Wendy Wu: Homecoming Warrior (2006)

Rating:

USA. 2006.

Crew

Director – John Laing, Teleplay – Vince Cheung, Lydia Look, Ben Montanio & P. Mark Seabrooks, Producer – Janine Dickins, Photography – Kevin Riley, Music – Nathan Wang, Visual Effects Supervisor – George Port, Visual Effects – PRPVFX Ltd, Production Design – Ralph Davies. Production Company – Disney Channel/Rubicon Films, Ltd./Regan Jon Productions

Cast

Brenda Song (Wendy Wu), Shin Koyamada (Shen), Justin Chon (Peter Wu), Tsai Chin (Grandma), Ellen Woglom (Jessica Dawson), Andy Fischer Price (Austin), Susan Chuang (Nina Wu), Michael David Cheng (Kenny Wu), James Gaylyn (Mr Medina), Anna Hutchinson (Lisa), Sally Martin (Tory), Paul A. Willis (Principal Nunan)

Plot

Wendy Wu is one of the most popular girls at high school in Fair Springs, California. She and her rival Jessica Dawson are competing to be voted Homecoming Queen. Wendy is then approached by Shen, a monk who has travelled from the Gen Je monastery in China to tell her that she is the reincarnation of a mighty warrior who is destined to stand up to fight against the evil force of Yan Lo. Wendy thinks he is crazy. Shen continues to follow her, insisting that she wear a medallion of protection. Meanwhile, the force of Yan Lo emerges from a box sent to the museum where Wendy’s mother works and possesses various people as it comes after Wendy. Eventually, Wendy accepts kung fu training under Shen’s tuition, but he has difficulty getting her to forsake her trendy teenage ways and focus on Eastern disciplines. Meanwhile, Wendy has introduced Shen to the school as her cousin. However, after she gives Shen a makeover, she finds herself attracted to him.

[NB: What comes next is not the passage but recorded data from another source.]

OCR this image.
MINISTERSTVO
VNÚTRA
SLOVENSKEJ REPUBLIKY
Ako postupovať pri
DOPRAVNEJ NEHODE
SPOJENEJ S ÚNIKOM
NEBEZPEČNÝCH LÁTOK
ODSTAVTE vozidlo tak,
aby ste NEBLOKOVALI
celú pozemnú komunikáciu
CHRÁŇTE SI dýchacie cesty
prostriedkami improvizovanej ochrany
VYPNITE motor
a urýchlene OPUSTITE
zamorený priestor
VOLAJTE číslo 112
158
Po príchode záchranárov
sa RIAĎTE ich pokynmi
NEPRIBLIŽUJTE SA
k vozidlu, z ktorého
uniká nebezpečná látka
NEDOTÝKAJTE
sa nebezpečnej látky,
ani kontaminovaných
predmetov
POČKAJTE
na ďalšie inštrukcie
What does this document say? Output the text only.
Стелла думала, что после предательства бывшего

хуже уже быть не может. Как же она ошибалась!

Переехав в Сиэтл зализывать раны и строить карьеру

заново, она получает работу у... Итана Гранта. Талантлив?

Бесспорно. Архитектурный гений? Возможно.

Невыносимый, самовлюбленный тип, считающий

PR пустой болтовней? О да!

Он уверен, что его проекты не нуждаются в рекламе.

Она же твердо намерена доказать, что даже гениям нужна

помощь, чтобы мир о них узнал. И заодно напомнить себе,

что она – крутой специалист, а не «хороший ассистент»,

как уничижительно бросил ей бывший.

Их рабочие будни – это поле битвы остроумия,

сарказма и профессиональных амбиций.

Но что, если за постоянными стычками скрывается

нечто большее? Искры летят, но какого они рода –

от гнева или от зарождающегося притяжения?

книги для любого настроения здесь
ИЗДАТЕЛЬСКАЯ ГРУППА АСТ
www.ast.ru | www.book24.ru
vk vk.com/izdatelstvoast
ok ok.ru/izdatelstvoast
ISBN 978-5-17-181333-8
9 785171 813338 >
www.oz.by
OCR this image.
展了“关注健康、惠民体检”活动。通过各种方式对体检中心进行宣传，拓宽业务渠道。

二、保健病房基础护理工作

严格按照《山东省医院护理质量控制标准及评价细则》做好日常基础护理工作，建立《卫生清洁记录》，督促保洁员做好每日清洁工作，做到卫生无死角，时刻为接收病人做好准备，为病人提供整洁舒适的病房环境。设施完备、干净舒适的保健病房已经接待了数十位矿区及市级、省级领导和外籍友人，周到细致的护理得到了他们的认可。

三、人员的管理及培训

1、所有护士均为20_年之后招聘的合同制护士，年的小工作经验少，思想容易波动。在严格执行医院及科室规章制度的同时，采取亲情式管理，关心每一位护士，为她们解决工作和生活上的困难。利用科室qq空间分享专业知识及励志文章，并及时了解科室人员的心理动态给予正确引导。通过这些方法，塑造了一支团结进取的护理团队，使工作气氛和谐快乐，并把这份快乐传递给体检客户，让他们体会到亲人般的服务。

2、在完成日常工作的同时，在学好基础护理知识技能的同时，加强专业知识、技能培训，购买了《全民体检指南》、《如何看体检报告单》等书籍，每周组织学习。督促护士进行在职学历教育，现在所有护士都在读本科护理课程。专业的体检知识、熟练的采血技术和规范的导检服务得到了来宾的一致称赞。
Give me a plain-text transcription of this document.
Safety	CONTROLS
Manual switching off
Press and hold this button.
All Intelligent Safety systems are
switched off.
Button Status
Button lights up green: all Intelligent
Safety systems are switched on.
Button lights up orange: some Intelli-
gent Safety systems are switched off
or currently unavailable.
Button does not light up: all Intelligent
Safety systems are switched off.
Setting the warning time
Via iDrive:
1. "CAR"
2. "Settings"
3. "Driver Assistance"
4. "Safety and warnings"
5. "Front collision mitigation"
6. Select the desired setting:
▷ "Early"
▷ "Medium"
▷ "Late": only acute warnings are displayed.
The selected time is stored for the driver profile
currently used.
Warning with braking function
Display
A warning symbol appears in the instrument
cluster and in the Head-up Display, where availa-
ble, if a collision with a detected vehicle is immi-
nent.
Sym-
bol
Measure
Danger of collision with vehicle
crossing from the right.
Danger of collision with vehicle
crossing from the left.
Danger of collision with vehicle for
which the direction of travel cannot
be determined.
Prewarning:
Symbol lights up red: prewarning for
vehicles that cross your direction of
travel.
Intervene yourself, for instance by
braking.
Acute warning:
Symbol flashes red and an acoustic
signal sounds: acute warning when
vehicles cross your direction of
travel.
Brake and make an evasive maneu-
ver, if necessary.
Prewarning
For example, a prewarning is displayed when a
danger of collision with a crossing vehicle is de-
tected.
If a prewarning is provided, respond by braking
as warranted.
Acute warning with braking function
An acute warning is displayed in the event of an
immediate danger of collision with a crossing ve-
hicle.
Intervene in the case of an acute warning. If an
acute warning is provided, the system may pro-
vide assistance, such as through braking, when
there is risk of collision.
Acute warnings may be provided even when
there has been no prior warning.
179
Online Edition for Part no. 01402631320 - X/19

Wendy Wu – presumably no relation to the British punk singer of the 1980s – was a movie made for the Disney Channel. It feels exactly like a generic attempt to conduct a variant on Crouching Tiger, Hidden Dragon (2000) by way of Clueless (1995). Or perhaps more closely a Wu Xia variation on the original film version of Buffy the Vampire Slayer (1992) – substitute wire fu martial arts for vampires and the plots of Wendy Wu and the Buffy movie would be almost identical. It is certainly hard to think of a more lame idea for a film.

The importation of Chinese martial disciplines amounts to only a novelty ethnic variation on the usual high school drama. The film’s knowledge of Chinese culture verges on ethnic apathy. As Wendy’s father (Michael David Cheng) says: “Everyone Wang Chung time is about as cultural as we got,” while Shin Koyamada admits to drawing inspiration from Jackie Chan movies when it comes to dispensing his epithets of wisdom. You can imagine the scriptwriters sitting down and wracked their brains for how many Chinese-related concepts they could come up with and how to spin them for the teenage high school genre. Thus Brenda Song goes through a montage of training scenes where she turns martial arts moves into dance routines, uses Tai Chi moves to put junk food in her mouth and answers her cellphone while on the balancing bars. The Buddhist monk come to teach her is conveniently cast with a handsome teenage Asian-American actor. His robes are quickly abandoned – “he went from monk to hunk” someone is heard to comment – and the role becomes little more than the sf/fantasy genre cliche of the Outsider who is changed by society and gets hip by quoting/absorbing pop culture. The nearest point of comparison to Wendy Wu: Homecoming Warrior is surely Bulletproof Monk (2003), another culturally vulgar and utterly lame attempt to conduct a Western variation on Crouching Tiger.

The problem is also Disney Channel star Brenda Song who, though she does hold a black belt in tae kwon do in real life, plays the role like a sarcastic and self-absorbed teen airhead – it is hard to see from Song’s performance why everyone regards Wendy as the school’s Miss Popularity. Certainly, when Brenda Song is doing the requisite martial arts moves, Wendy Wu: Homecoming Warrior is energetic and does a competent run through of the basics of the wire fu genre. That said, the menace of Yan Lo is exceedingly generic and ill defined.

The film was actually shot in New Zealand. Director John Laing had made a few films in New Zealand, including the bafflingly cryptic horror film The Lost Tribe (1985), although has mostly worked as a director-for-hire in NZ-shot US television.